Zwei Etagen tiefer fand sie endlich den ersehnten Ausgang. Durch ein kleines, in die Tür eingelassenes Fenster konnte sie auf den Hof eines Fabrikgeländes hinausschauen. So vermutete sie zumindest, da sich alte, aus Backstein errichtete Lagerschuppen an größere Gebäude schmiegten, und weiter hinten konnte sie schemenhaft einen hohen Schornstein erkennen. Draußen war Nacht, und dichter Nebel hüllte die Szenerie ein. Eisig lief ein Frösteln über ihre Haut, und sie wurde sich ihrer Nacktheit bewusst. Doch Kleidung zu finden, war im Moment von untergeordneter Bedeutung. Erst einmal musste sie von hier verschwinden.

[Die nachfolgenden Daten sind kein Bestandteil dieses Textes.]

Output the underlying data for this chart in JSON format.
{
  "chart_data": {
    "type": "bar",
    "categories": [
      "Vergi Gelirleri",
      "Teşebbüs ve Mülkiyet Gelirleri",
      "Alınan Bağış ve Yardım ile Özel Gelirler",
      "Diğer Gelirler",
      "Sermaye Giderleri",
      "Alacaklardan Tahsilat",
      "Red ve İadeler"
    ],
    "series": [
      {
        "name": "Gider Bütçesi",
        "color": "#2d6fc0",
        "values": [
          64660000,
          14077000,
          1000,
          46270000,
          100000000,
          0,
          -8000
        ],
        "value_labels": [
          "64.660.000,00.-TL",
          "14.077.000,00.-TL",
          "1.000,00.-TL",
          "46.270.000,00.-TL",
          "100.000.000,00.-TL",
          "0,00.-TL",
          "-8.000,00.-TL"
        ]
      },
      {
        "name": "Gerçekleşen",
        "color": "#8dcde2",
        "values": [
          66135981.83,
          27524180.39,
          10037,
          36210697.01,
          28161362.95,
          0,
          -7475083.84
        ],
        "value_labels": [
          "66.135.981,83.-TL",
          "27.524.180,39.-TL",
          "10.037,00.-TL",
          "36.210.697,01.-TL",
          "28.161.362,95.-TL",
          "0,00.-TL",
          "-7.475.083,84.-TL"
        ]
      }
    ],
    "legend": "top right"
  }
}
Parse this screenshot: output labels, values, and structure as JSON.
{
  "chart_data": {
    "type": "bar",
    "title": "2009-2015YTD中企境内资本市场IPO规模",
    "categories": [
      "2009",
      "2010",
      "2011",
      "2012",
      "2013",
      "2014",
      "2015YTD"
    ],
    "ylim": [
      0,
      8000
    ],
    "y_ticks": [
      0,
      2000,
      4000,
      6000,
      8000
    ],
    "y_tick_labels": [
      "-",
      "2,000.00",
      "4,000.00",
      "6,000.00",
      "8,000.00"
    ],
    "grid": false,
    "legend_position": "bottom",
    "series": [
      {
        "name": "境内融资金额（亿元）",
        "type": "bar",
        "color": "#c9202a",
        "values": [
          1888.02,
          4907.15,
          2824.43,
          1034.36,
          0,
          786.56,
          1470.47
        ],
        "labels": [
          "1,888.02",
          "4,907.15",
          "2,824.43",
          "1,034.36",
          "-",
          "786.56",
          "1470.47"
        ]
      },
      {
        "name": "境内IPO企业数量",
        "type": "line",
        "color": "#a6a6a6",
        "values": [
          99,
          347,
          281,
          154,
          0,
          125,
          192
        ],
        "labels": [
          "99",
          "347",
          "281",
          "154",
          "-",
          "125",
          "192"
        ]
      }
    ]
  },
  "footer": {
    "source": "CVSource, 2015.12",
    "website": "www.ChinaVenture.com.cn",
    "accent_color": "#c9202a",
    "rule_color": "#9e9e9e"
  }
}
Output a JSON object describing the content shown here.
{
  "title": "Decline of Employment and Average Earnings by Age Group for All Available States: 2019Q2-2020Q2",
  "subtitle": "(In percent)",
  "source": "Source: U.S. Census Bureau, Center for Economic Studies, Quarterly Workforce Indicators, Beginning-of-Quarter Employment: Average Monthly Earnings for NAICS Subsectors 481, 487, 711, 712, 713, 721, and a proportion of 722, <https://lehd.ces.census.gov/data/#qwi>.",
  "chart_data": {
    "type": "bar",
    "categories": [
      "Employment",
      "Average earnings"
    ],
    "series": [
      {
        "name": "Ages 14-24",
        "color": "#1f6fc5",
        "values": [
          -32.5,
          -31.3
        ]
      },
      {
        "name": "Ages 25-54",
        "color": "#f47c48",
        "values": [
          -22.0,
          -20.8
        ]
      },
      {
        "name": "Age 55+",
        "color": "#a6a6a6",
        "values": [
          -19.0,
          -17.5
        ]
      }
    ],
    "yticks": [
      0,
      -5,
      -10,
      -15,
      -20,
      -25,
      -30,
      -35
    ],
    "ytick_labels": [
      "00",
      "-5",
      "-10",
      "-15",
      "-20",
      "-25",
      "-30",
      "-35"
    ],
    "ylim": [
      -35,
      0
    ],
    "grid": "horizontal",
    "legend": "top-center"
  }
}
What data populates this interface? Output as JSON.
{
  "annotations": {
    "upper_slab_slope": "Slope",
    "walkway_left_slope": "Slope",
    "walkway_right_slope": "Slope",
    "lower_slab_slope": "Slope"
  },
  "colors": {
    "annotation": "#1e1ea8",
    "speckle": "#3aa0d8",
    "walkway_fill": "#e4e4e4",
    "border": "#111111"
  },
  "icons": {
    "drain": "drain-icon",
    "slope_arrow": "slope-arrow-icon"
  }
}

Wie ein Phantom huschte sie nach draußen und verschwand im nächsten Schatten. Sie lauschte erneut auf verdächtige Geräusche, doch das ganze Gelände lag verlassen da. Nichts deutete darauf hin, was sich hinter diesen Mauern abspielte. Carmen tastete sich von Schuppen zu Schuppen, bis sie vor einem maroden Maschendrahtzaun stand. Zum Glück war er an vielen Stellen löchrig, zum Teil lag er ganz am Boden. Mit großer Vorsicht, da ihre Füße ungeschützt waren, stieg sie über die Überreste des Zauns, um dann über eine angrenzende Wiese zu einem Maisfeld zu laufen. Zwischen den mannshohen Stauden tauchte sie unter und verschwand.
Philadelphia
Roger Thorn war verdreckt und lag, nahe der Interstate - in diesem Teil der Stadt Lincoln Highway genannt -, unter einer Brücke. Mitten im Straßengewirr hatte die Stadt freundlicherweise jede Menge Bäume gepflanzt, die in all dem Beton eine grüne Insel bildeten. Diese Grünzone, fast ein kleiner Park, wurde von der Vine Street, der Interstate 676 und weiteren Straßen begrenzt. Dies war ein beliebter Platz für Obdachlose, Tramps und Leuten, die eine Weile von der Bildfläche verschwinden wollten. Genau das beabsichtigte auch Roger. Seine Verfolger mussten seine Spur längst verloren haben, und er hoffte, dass dem Hippiepärchen nichts zugestoßen war. Nie hätte er geglaubt, diesen Tag zu überleben. Doch umso besser. Auf seinem W;g aus den Wäldern hinaus nach Philadelphia hatte er Rache geschworen. Er würde diese Schweinehunde zur Strecke bringen, denen ein Menschenleben weniger bedeutete als der Dreck unter ihren Fingernägeln. Er wollte sie erwischen, sie alle, bis hinauf zu den Bossen, den Leuten, die das Ganze inszenierten, um Geld und Macht an sich zu raffen. Roger war nach Philadelphia gekommen, weil er hier auf Unterstützung hoffen konnte. Vor einiger Zeit hatte ihn ein Auftrag in diese Stadt geführt, und im Zuge der Ermittlungen hatte er sich die Gunst einiger Leute sichern können, indem er sie vor dem Gang ins Gefängnis bewahrte. Das war zwar nicht ganz legal gewesen, aber es wusste ja niemand von seinen Kontakten. Zudem hoffte er, dass seine geheimen Depots - einige Waffen und Bargeld - unentdeckt geblieben waren.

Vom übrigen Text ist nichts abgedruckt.